沈眉庄每日尽心侍奉太后,一言一行都透着恭敬与细心,渐渐赢得了太后的青睐。太后在皇帝面前轻轻点头,语气缓和却带着几分考量:“璟贵妃的确不错,不过皇帝也不能总是专宠于她。哀家看那沈贵人倒是个端庄懂事的,很是讨喜。”
“皇额娘,您在宫里这么多年,难道还会看不出沈贵人的用意?”胤禛直截了当,语调微冷,像是把一层薄纱直接撕开。
太后神色微微一滞,略带不悦地叹了口气:“哀家是知道些,可她的孝心也是真的,这总不能全盘否定吧?”
胤禛低头,语气沉稳却不容置疑:“朕并不想另宠他人。”他说得平静,但每个字都像是一块石头投入湖中,荡起一圈圈涟漪。
“可璟贵妃如今恩宠正盛,又诞下皇子,若是恃宠而骄,你该如何应对?”太后虽这样说,但语气轻描淡写,显然并未真的动怒。她对璟贵妃其实也怀着几分满意,毕竟对方为皇家添了一位健康的皇子。

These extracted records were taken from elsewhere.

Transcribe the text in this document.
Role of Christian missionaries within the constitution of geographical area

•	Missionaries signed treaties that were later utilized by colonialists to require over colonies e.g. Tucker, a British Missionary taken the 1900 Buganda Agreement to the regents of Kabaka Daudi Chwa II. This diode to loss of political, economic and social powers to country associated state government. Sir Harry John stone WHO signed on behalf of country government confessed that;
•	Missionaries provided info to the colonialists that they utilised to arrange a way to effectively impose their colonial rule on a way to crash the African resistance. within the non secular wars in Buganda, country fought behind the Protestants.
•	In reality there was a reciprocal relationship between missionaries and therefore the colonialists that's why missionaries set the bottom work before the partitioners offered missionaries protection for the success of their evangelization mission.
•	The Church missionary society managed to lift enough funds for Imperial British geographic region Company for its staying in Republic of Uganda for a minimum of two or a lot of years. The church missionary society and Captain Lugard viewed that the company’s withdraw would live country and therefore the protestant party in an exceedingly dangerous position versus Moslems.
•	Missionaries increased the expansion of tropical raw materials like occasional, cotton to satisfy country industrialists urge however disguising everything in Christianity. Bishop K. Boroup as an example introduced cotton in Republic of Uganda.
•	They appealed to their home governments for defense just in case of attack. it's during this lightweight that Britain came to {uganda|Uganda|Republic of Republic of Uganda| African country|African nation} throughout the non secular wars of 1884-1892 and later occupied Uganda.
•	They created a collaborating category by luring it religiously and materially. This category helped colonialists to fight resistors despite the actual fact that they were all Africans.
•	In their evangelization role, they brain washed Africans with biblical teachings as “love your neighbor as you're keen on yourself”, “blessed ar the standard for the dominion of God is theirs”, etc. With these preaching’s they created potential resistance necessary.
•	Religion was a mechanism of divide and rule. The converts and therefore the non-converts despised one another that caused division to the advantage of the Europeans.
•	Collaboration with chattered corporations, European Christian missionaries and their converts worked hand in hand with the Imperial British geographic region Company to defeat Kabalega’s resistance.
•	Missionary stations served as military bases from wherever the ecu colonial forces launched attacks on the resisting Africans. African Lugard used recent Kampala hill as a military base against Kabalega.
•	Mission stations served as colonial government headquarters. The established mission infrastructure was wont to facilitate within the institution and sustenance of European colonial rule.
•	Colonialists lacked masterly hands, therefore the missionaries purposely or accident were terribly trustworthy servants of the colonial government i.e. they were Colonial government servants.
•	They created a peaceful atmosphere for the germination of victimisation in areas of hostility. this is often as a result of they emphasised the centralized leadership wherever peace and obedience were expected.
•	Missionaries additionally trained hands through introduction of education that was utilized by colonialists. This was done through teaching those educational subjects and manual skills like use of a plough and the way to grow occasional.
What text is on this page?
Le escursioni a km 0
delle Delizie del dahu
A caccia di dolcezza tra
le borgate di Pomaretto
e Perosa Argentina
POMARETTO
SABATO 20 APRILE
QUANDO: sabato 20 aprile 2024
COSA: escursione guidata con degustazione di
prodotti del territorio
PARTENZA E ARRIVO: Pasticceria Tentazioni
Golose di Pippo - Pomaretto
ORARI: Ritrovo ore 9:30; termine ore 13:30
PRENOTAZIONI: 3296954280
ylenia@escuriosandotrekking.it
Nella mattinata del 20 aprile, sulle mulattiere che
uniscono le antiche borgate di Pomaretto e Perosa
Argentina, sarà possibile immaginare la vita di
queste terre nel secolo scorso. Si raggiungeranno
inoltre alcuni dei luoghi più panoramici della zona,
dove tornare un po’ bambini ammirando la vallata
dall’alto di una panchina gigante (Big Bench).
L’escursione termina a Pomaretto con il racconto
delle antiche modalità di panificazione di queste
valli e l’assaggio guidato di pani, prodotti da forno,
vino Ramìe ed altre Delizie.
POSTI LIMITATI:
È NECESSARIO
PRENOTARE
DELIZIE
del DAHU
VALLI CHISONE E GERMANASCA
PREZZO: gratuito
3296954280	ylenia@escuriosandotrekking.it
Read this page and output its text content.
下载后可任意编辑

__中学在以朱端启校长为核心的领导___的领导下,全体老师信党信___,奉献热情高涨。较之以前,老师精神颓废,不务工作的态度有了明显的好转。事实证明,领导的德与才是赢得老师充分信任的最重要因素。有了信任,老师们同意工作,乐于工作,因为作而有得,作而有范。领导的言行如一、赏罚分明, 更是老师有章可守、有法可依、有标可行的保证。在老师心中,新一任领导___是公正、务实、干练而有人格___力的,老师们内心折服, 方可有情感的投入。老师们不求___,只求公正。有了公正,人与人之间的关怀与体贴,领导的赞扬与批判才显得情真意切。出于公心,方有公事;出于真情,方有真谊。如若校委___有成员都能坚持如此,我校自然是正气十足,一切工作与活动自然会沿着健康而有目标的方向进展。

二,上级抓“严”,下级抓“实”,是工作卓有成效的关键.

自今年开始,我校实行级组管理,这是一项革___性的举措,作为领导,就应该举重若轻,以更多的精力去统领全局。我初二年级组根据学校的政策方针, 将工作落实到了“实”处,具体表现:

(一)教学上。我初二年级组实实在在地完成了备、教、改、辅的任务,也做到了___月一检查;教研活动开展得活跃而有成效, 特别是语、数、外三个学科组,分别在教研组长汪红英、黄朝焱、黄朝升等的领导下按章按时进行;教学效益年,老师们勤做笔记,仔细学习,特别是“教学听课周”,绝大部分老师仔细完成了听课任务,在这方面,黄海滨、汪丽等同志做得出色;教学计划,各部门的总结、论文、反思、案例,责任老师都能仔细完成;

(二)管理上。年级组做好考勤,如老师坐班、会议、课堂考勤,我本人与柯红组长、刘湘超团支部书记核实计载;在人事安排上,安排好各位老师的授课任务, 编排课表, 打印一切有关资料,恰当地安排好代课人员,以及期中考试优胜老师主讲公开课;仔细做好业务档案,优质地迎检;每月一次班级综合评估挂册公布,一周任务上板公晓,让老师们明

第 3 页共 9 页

“她不会的。”胤禛抬眸,目光笃定,“皇额娘也知道,璟贵妃待您一向恭敬,虽因忙碌难以时常前来请安,但心中牵挂从未少过。”
太后闻言怔了怔,旋即摆手,道:“罢了,是哀家多虑了。”
胤禛眼底闪过一丝精明,顺势将话题引向别处:“皇额娘,十四弟多年驻守边疆,不如儿子传旨召他回京,也好给您尽孝请安。”
“当真?”太后的神情瞬间亮了起来,满眼期待地望向胤禛。
“自然,儿子明日便拟旨。”胤禛答得从容。
“好好好!”太后连声应道,脸上笑意掩不住的欢喜。
太后一心盼着小儿子归来,哪还顾得上追究后宫之事?沈贵人再得体,此刻也不如十四阿哥重要。见太后兴致高昂,胤禛悄悄松了一口气,心中暗自庆幸——总算避开了那些可能刺耳的话。至于皇额娘偏爱谁,他早已看得通透,不觉难过。
另一边,书怡见到胤禛走进时,嘴角扬起一抹明媚的笑容,声音清脆:“表哥今天可是捡着宝了?瞧您笑得这样欢!”
一边说着,她已熟练地伸手替胤禛解开外袍,换上新准备的轻薄衣衫。“天气一天比一天热,表哥最怕热了,臣妾特意挑了些透气的料子,明儿让苏公公送去养心殿。”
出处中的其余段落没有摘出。